さらに呆気にとられる一同を前にして、こう続けた。
「ああ、申し訳ない――言うことを聞かないと、生きているのが呪わしい状態に追い込んでやるぞ」
一斉に、皆の血の気が引いたのはいうまでも無い。
だが、ルシャートは立ち直りが早かった。
とにかく声を出すことが出来たのだから。
「……なぜ、最初に謝られたのですか?」
それが最初に尋ねるべき部分か? という疑問は出てくるだろうが、とにかく理不尽である、という点では、その部分が一番取っつきやすかったのは確かだ。
そしてそれに対してムラタは、
「どうも脅し文句として陳腐すぎませんか、これ? 何かもっと効果的で、尚且つクスッと笑えるような言葉を言おうとしたんですが……上手くいきません」
と、完全に軸のずれた答えを返してきた。
「脅し文句? それではギンガレー伯に含むところは……」
「ああ、それはあります」
何とか穏当なところに収めようとしていたメオイネ公の取りなしを、ムラタはあっさりと無為にした。
「ギンガレー伯がお仕事熱心なのは結構。そのために言葉を尽くすことの必要性もわからないでは無い。だが、最近どうも挨拶が長い――単純に言えば、ですが」
「そ、そのようなことは……」
ギンガレー伯が真っ青になりながら辛うじて、声を出した。
だが、それはそれで幸運であったのかも知れない。
ここで反抗するようなら、ムラタは即座にギンガレー伯を処断する可能性すらあったのだ。

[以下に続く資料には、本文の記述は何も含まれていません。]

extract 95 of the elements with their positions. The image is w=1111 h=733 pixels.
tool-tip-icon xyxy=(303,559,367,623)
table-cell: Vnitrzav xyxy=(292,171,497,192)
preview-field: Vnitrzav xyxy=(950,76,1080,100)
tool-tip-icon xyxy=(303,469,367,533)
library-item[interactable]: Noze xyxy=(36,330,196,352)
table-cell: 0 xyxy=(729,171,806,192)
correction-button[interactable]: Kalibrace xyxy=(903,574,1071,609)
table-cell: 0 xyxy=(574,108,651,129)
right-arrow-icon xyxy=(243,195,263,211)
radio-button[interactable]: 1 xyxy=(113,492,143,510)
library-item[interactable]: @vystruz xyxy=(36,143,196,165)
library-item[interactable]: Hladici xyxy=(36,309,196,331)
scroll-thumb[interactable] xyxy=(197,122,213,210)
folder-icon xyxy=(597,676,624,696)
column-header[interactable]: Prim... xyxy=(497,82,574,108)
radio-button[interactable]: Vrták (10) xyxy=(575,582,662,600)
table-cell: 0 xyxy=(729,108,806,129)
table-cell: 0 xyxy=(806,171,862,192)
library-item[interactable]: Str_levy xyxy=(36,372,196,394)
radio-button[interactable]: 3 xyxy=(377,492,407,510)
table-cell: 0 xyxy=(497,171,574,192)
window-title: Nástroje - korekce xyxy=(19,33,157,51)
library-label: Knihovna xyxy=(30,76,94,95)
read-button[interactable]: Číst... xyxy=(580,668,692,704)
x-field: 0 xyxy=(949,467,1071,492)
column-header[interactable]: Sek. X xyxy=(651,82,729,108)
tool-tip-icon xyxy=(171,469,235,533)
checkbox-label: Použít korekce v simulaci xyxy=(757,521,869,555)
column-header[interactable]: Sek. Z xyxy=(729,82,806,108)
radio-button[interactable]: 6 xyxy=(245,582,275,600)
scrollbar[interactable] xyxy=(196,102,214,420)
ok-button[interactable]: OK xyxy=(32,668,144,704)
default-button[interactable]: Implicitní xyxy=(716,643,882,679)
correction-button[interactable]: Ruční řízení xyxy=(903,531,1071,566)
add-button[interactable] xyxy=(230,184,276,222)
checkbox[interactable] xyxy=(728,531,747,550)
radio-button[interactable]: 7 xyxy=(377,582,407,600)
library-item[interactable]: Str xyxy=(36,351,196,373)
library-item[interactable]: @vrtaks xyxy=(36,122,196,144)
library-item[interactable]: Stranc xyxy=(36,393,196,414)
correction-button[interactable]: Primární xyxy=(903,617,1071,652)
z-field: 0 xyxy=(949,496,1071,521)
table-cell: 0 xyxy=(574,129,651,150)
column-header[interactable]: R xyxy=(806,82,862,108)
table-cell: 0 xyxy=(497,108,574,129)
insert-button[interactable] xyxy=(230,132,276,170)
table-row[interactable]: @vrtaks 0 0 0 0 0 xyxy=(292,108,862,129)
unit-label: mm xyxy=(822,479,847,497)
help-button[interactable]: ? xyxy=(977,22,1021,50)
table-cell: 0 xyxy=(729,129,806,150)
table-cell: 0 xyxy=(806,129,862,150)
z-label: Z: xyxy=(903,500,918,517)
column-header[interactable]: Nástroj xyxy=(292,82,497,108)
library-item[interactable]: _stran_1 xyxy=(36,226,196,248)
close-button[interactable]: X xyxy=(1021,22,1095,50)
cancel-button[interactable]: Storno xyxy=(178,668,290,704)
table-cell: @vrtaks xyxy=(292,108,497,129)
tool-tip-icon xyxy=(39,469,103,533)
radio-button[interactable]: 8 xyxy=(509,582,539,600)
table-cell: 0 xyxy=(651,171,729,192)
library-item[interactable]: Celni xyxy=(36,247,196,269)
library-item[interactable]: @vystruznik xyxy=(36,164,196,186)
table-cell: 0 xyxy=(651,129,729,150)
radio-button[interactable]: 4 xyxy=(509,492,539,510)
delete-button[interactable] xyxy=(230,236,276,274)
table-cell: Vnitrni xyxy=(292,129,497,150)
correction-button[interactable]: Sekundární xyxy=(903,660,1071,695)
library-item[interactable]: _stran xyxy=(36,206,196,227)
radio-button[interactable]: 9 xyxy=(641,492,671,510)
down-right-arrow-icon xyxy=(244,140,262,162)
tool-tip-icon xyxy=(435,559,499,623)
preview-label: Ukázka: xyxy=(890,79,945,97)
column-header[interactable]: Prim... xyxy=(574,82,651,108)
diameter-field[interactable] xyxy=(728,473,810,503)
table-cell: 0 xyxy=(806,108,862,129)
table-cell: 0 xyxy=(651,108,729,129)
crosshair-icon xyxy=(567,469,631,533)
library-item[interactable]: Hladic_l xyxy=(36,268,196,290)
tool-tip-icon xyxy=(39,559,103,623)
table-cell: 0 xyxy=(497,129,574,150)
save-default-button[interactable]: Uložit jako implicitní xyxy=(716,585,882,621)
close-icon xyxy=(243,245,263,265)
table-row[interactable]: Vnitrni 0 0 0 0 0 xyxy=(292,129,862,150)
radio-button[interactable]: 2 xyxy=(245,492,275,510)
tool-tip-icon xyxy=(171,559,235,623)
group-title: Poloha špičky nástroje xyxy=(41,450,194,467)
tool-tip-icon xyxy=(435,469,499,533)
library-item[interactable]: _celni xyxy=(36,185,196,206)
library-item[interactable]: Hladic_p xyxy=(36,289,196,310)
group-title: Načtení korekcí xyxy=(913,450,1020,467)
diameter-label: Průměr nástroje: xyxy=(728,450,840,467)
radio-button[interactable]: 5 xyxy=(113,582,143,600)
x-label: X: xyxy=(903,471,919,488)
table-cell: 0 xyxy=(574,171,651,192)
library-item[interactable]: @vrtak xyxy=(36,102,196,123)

あのおかしな言動は、それこそ周囲への危険信号として機能していたわけである。
「浴場については、名前からもわかるとおり王家が主導で建設してきました。そして協力者である俺も手を入れてます。当然ご存じの事と思いますが」
「は、はい……」
危険状態のままなのか、あるいは落ち着いたのか。
それが判明しないままであるので、ギンガレー伯としても唯々諾々と従うしか無い。
マウリッツ子爵領での“踏み潰し”についても、王宮ではすでに知れ渡っているのだ。
ムラタがさほど抜かないとしても、その手に握られている剣の鋭さは保たれたまま。
ギンガレー伯がじっとりと脂汗を額に滲ませる。
「開場の時の主役は“王家が下賜した浴場”。これをお忘れ無きよう。別にそれを宣伝せよというわけではありませんよ。ただ、出来るだけ早く住人に浴場を渡すように。それを心がけて下さい」
「は、はい。確かに……」
□
こうして、王都の住人達はギンガレー伯の災禍に見舞われること無く、浴場への一歩を踏み出すことだ来たというわけである。